5.  Incorporate Assessments into Regents Review
In the past, I got to Regents review and hit the ground running.  This year, I sacrificed the time to assess my students on Regents questions, and I found it to be beneficial.  Firstly, I was able to hold students accountable for still doing work during review.  Too often students take review to mean "we're done here."  Secondly, it gives me a better idea of my students' strengths and weaknesses, which helped to further prepare for review.
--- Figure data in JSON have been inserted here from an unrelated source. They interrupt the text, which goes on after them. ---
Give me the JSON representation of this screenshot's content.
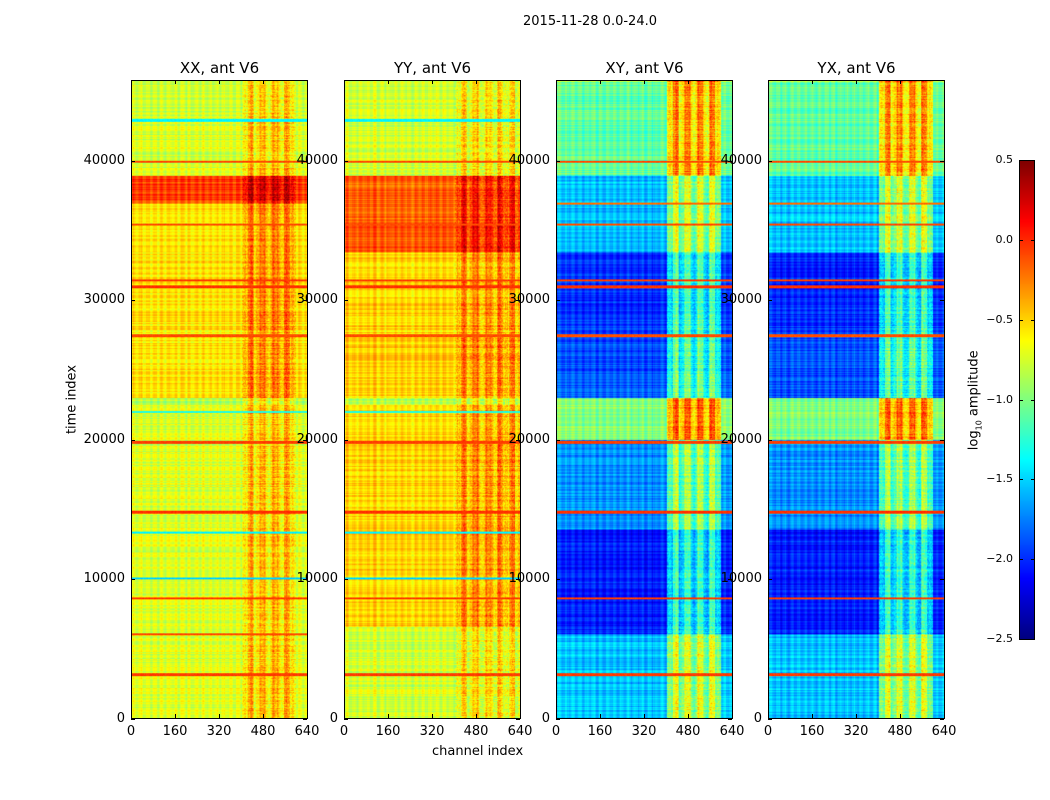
{
  "chart_data": {
    "type": "heatmap",
    "suptitle": "2015-11-28 0.0-24.0",
    "xlabel": "channel index",
    "ylabel": "time index",
    "xlim": [
      0,
      640
    ],
    "ylim": [
      0,
      45800
    ],
    "xticks": [
      "0",
      "160",
      "320",
      "480",
      "640"
    ],
    "yticks": [
      "0",
      "10000",
      "20000",
      "30000",
      "40000"
    ],
    "yticks_values": [
      0,
      10000,
      20000,
      30000,
      40000
    ],
    "xticks_values": [
      0,
      160,
      320,
      480,
      640
    ],
    "colorbar": {
      "label_main": "log",
      "label_sub": "10",
      "label_rest": " amplitude",
      "colormap": "jet",
      "range": [
        -2.5,
        0.5
      ],
      "ticks": [
        "0.5",
        "0.0",
        "−0.5",
        "−1.0",
        "−1.5",
        "−2.0",
        "−2.5"
      ],
      "tick_values": [
        0.5,
        0.0,
        -0.5,
        -1.0,
        -1.5,
        -2.0,
        -2.5
      ]
    },
    "panels": [
      {
        "title": "XX, ant V6",
        "time_bands": [
          [
            0,
            22500,
            -0.72
          ],
          [
            22500,
            23000,
            -0.85
          ],
          [
            23000,
            37000,
            -0.55
          ],
          [
            37000,
            39000,
            -0.05
          ],
          [
            39000,
            45800,
            -0.75
          ]
        ],
        "channel_band": {
          "range": [
            400,
            600
          ],
          "offset": 0.45
        },
        "lines": [
          [
            3100,
            -0.05
          ],
          [
            6000,
            -0.1
          ],
          [
            8600,
            -0.05
          ],
          [
            14800,
            -0.02
          ],
          [
            19800,
            -0.05
          ],
          [
            27500,
            -0.1
          ],
          [
            31000,
            -0.02
          ],
          [
            31500,
            -0.05
          ],
          [
            35500,
            -0.1
          ],
          [
            40000,
            -0.1
          ],
          [
            13300,
            -1.4
          ],
          [
            10000,
            -1.5
          ],
          [
            22000,
            -1.3
          ],
          [
            43000,
            -1.4
          ]
        ]
      },
      {
        "title": "YY, ant V6",
        "time_bands": [
          [
            0,
            6500,
            -0.75
          ],
          [
            6500,
            22500,
            -0.5
          ],
          [
            22500,
            23000,
            -0.85
          ],
          [
            23000,
            33500,
            -0.5
          ],
          [
            33500,
            39000,
            -0.15
          ],
          [
            39000,
            45800,
            -0.75
          ]
        ],
        "channel_band": {
          "range": [
            400,
            640
          ],
          "offset": 0.35
        },
        "lines": [
          [
            3100,
            -0.05
          ],
          [
            8600,
            -0.05
          ],
          [
            14800,
            -0.02
          ],
          [
            19800,
            -0.05
          ],
          [
            27500,
            -0.1
          ],
          [
            31000,
            -0.02
          ],
          [
            31500,
            -0.05
          ],
          [
            35500,
            -0.1
          ],
          [
            40000,
            -0.1
          ],
          [
            13300,
            -1.4
          ],
          [
            10000,
            -1.5
          ],
          [
            22000,
            -1.3
          ],
          [
            43000,
            -1.4
          ]
        ]
      },
      {
        "title": "XY, ant V6",
        "time_bands": [
          [
            0,
            6000,
            -1.55
          ],
          [
            6000,
            13500,
            -2.05
          ],
          [
            13500,
            20000,
            -1.7
          ],
          [
            20000,
            23000,
            -1.0
          ],
          [
            23000,
            28000,
            -1.9
          ],
          [
            28000,
            33500,
            -2.0
          ],
          [
            33500,
            39000,
            -1.55
          ],
          [
            39000,
            45800,
            -1.1
          ]
        ],
        "channel_band": {
          "range": [
            400,
            600
          ],
          "offset": 1.1
        },
        "lines": [
          [
            3100,
            -0.05
          ],
          [
            8600,
            -0.05
          ],
          [
            14800,
            -0.02
          ],
          [
            19800,
            -0.05
          ],
          [
            27500,
            -0.1
          ],
          [
            31000,
            -0.02
          ],
          [
            31500,
            -0.05
          ],
          [
            35500,
            -0.1
          ],
          [
            40000,
            -0.1
          ],
          [
            37000,
            -0.2
          ]
        ]
      },
      {
        "title": "YX, ant V6",
        "time_bands": [
          [
            0,
            6000,
            -1.55
          ],
          [
            6000,
            13500,
            -2.05
          ],
          [
            13500,
            20000,
            -1.7
          ],
          [
            20000,
            23000,
            -1.0
          ],
          [
            23000,
            28000,
            -1.9
          ],
          [
            28000,
            33500,
            -2.0
          ],
          [
            33500,
            39000,
            -1.55
          ],
          [
            39000,
            45800,
            -1.1
          ]
        ],
        "channel_band": {
          "range": [
            400,
            600
          ],
          "offset": 1.1
        },
        "lines": [
          [
            3100,
            -0.05
          ],
          [
            8600,
            -0.05
          ],
          [
            14800,
            -0.02
          ],
          [
            19800,
            -0.05
          ],
          [
            27500,
            -0.1
          ],
          [
            31000,
            -0.02
          ],
          [
            31500,
            -0.05
          ],
          [
            35500,
            -0.1
          ],
          [
            40000,
            -0.1
          ],
          [
            37000,
            -0.2
          ]
        ]
      }
    ]
  }
}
6.  Anchor Charts Everywhere
I decorated my classroom with content-rich posters.  It served me throughout the year, especially when we needed to use topics in later lessons.  I could just point to the poster and the visual set off light bulbs of recognition.  I loved this, and want to do it again next year.  I also want to get my kids in on the decorating again next year.  Poster decorating was a fun/relaxing activity that allowed students to review what they learned, but in a less demanding way.  My students this year were wonderful, and were able to work cooperatively and productively.

7.  Grades Updated Weekly
At my school, I'm very fortunate to have School Tool set up as an attendance and grade management system.  Every Friday I updated my students' grades, and by setting up that routine I was able to keep my grading manageable.  It also meant that I had to keep up with grading.  I think quick feedback is vital, especially in mathematics.  We want to fix our students' mistakes so they don't keep repeating them, and can learn from them sooner.  My routine also set a routine for my students and their parents to keep on top of their grades.

8.  QR Code Overload
I love using  QR codes in the classroom.  I only actually used them 4-6 times throughout the school year, but next year I want to use them more.  Our principal is wonderful and advocates for us allowing our students to use the technology that they have available to them.  At the end of the year a red-yellow-green policy was instituted to allow students to use their cell phones with restrictions based on each teacher's preference.  With this in mind, I want to actively look for ways to allow cell phones in my classroom.  (If students are too busy learning with their phones, they won't have time to text, or so I hope.)  This will definitely take awhile to achieve, but QR codes are my start.

9.  Be Available
I dedicated so much of my time to my students.  I allowed my students to come in before school, during my preps, during my lunch, and after school for extra help or to make up work.  I want to continue this.  It gives students one less excuse why they can't succeed.  For my content area, it is vital that students spend the extra time learning the content.

10.  Make some "me" time
On the other hand, for my sanity, I definitely need to take some time out for myself.  Toward the end of the year, I was able to get into some routines that gave me back some of my time for myself, my fiance, my friends, and my family.  I need to refine my routines, and plan productively.